As an aside – $10 bucks says John Key announces that New Zealand will, in part, fight its way out of the recession by mining our natural resources.
Seems like there is a bit of it going around…
http://www.3news.co.nz/Otago-DHB-cuts-costs-in-helping-elderly/tabid/423/articleID/140495/Default.aspx
@Paul – There is a limited amount I can do as the local MP but I have been helping people appeal their case to the DHB where I can. I’m not opposed to regularly reviewing the level of home help provided. In some cases people get a bit of extra help after a fall or accident and once they’ve recovered they don’t need as many hours. But the scale of the cuts we are seeing now extends well beyond what I would normally expect to see.
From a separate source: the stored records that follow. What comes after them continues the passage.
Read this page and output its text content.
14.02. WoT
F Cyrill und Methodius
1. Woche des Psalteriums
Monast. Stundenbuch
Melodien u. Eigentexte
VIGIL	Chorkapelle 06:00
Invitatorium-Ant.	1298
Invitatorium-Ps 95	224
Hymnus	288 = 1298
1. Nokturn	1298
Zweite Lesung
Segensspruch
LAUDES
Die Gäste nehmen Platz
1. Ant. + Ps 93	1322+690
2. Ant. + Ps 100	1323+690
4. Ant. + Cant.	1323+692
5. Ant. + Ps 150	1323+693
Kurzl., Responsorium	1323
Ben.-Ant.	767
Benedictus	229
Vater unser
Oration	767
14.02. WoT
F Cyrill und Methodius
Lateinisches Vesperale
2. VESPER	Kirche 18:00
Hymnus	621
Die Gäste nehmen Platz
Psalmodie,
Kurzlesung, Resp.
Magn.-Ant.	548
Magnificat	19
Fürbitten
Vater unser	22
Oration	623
@Anton – I think Labour’s track record in government was pretty good: record low unemployment rates; significant cuts in the cost of healthcare, housing, tertiary education, etc; significant increase in super and intro of Super Gold Card; there are plenty of other examples. Sure, Labour didn’t get everything right, which is why we are now focused on the future. I give you my absolute assurance that I’ll remain opposed to home help cuts of this scale regardless of who is in government!
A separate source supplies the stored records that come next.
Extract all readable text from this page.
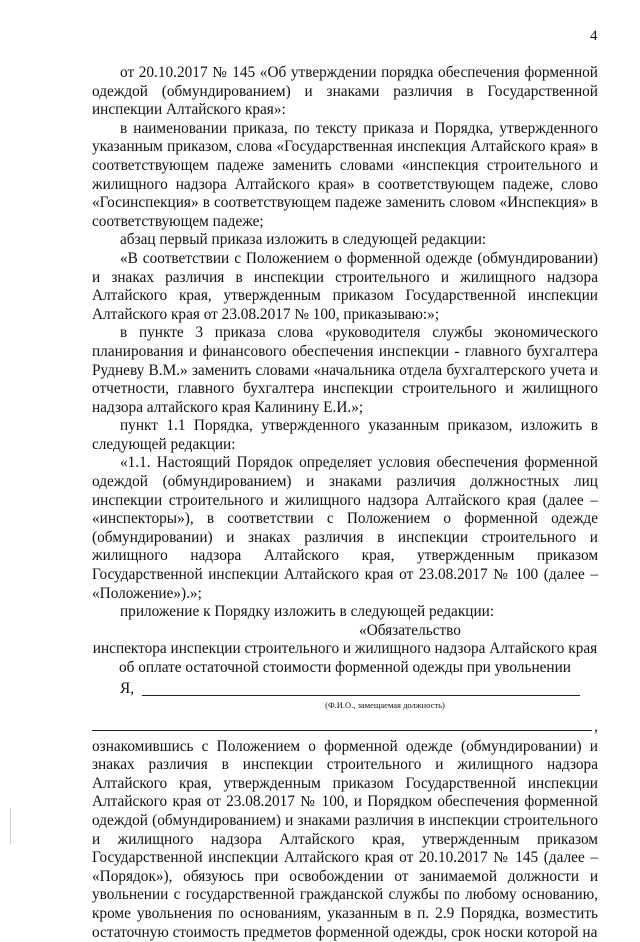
4

от 20.10.2017 № 145 «Об утверждении порядка обеспечения форменной одеждой (обмундированием) и знаками различия в Государственной инспекции Алтайского края»:

в наименовании приказа, по тексту приказа и Порядка, утвержденного указанным приказом, слова «Государственная инспекция Алтайского края» в соответствующем падеже заменить словами «инспекция строительного и жилищного надзора Алтайского края» в соответствующем падеже, слово «Госинспекция» в соответствующем падеже заменить словом «Инспекция» в соответствующем падеже;

абзац первый приказа изложить в следующей редакции:

«В соответствии с Положением о форменной одежде (обмундировании) и знаках различия в инспекции строительного и жилищного надзора Алтайского края, утвержденным приказом Государственной инспекции Алтайского края от 23.08.2017 № 100, приказываю:»;

в пункте 3 приказа слова «руководителя службы экономического планирования и финансового обеспечения инспекции - главного бухгалтера Рудневу В.М.» заменить словами «начальника отдела бухгалтерского учета и отчетности, главного бухгалтера инспекции строительного и жилищного надзора алтайского края Калинину Е.И.»;

пункт 1.1 Порядка, утвержденного указанным приказом, изложить в следующей редакции:

«1.1. Настоящий Порядок определяет условия обеспечения форменной одеждой (обмундированием) и знаками различия должностных лиц инспекции строительного и жилищного надзора Алтайского края (далее – «инспекторы»), в соответствии с Положением о форменной одежде (обмундировании) и знаках различия в инспекции строительного и жилищного надзора Алтайского края, утвержденным приказом Государственной инспекции Алтайского края от 23.08.2017 № 100 (далее – «Положение»).»;

приложение к Порядку изложить в следующей редакции:

«Обязательство

инспектора инспекции строительного и жилищного надзора Алтайского края об оплате остаточной стоимости форменной одежды при увольнении

Я,

(Ф.И.О., замещаемая должность)

,

ознакомившись с Положением о форменной одежде (обмундировании) и знаках различия в инспекции строительного и жилищного надзора Алтайского края, утвержденным приказом Государственной инспекции Алтайского края от 23.08.2017 № 100, и Порядком обеспечения форменной одеждой (обмундированием) и знаками различия в инспекции строительного и жилищного надзора Алтайского края, утвержденным приказом Государственной инспекции Алтайского края от 20.10.2017 № 145 (далее – «Порядок»), обязуюсь при освобождении от занимаемой должности и увольнении с государственной гражданской службы по любому основанию, кроме увольнения по основаниям, указанным в п. 2.9 Порядка, возместить остаточную стоимость предметов форменной одежды, срок носки которой на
Bit desperate claiming a NZFirst policy as your own, don’t you think?
Actualy i think it shows that Labour are waking up to reality and considering some policies that were prior to this term in parliament considered unthinkable to implement in Labour.
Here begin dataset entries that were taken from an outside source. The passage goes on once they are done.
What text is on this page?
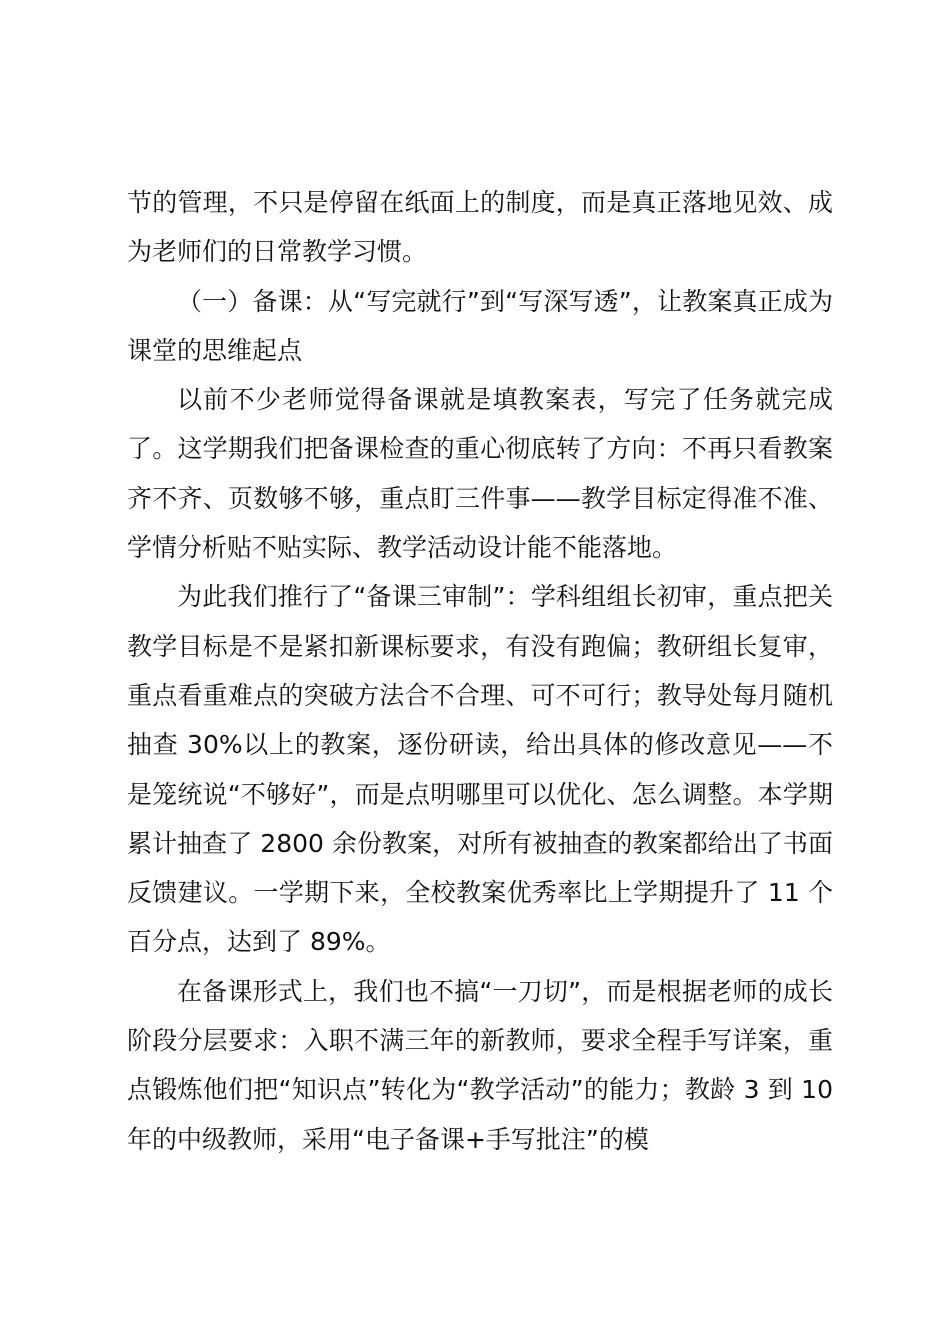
节的管理，不只是停留在纸面上的制度，而是真正落地见效、成为老师们的日常教学习惯。

（一）备课：从“写完就行”到“写深写透”，让教案真正成为课堂的思维起点

以前不少老师觉得备课就是填教案表，写完了任务就完成了。这学期我们把备课检查的重心彻底转了方向：不再只看教案齐不齐、页数够不够，重点盯三件事——教学目标定得准不准、学情分析贴不贴实际、教学活动设计能不能落地。

为此我们推行了“备课三审制”：学科组组长初审，重点把关教学目标是不是紧扣新课标要求，有没有跑偏；教研组长复审，重点看重难点的突破方法合不合理、可不可行；教导处每月随机抽查 30%以上的教案，逐份研读，给出具体的修改意见——不是笼统说“不够好”，而是点明哪里可以优化、怎么调整。本学期累计抽查了 2800 余份教案，对所有被抽查的教案都给出了书面反馈建议。一学期下来，全校教案优秀率比上学期提升了 11 个百分点，达到了 89%。

在备课形式上，我们也不搞“一刀切”，而是根据老师的成长阶段分层要求：入职不满三年的新教师，要求全程手写详案，重点锻炼他们把“知识点”转化为“教学活动”的能力；教龄 3 到 10 年的中级教师，采用“电子备课+手写批注”的模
Matt, I really hope you are right, but that’s what we thought throughout the 1990s, that Labour would fix all the nasty things the Tories did over that time. To be fair to Chris (and I don’t think his examples are that good) the Employment Relations Act was introduced, and a type of income-related rents scheme replaced HNZ market rents, but I’m talking more about how the poorest of the poor continued to be dealt to in the same way the nats hammered this particular group. There’s a whole untold story about how under Labour a series of changes were made to social welfare law that were just a continuation of the “blame the victim” mentality that became so prevalent from the time of the Ruth Richardson 1990 budget. The 1990s did more than just this, it destroyed the caring attitude that had up until that time marked the difference between Labour and the Tory bullies. Labour, however, now seems to regard it as unpopular to re-embrace that thinking therefore too risky politically. Going by the general climate of opinion they’re probably right – just look at how today’s generation of students simply cannot comprehend the value of a free tertiary education and the belief that “of course everyone should pay”. The “all beneficiaries get money for nothing” attitude is just too strong, I think, for Labour to take the what it sees as a risk of taking steps to address this. My prediction is that until Labour is prepared to reclaim its commitment to our poorest it’ll continue to amble along with no-one really seeing much difference between it and the Tories. Then, in nine or tweleve or fifteen years or whenever people get tired of john-boy nice-guy, they’ll say: “awh, I just voted Labour because I thought it was time for a change.”
I know personally of a number of people, including my great grandmother, who have had their home support cut under national. The DHB “help lines”- total oxymoron- seem to have all the answers, and even suggested that if she needed that time desperately, she was welcome to cover it herself- thanks nick
@blip – ‘As an aside – $10 bucks says John Key announces that New Zealand will, in part, fight its way out of the recession by mining our natural resources.’
agreed.
It is happening all over the country. An elderly woman I know in Dunedin has had her already minimal home help hours halved. It is very distressing for her.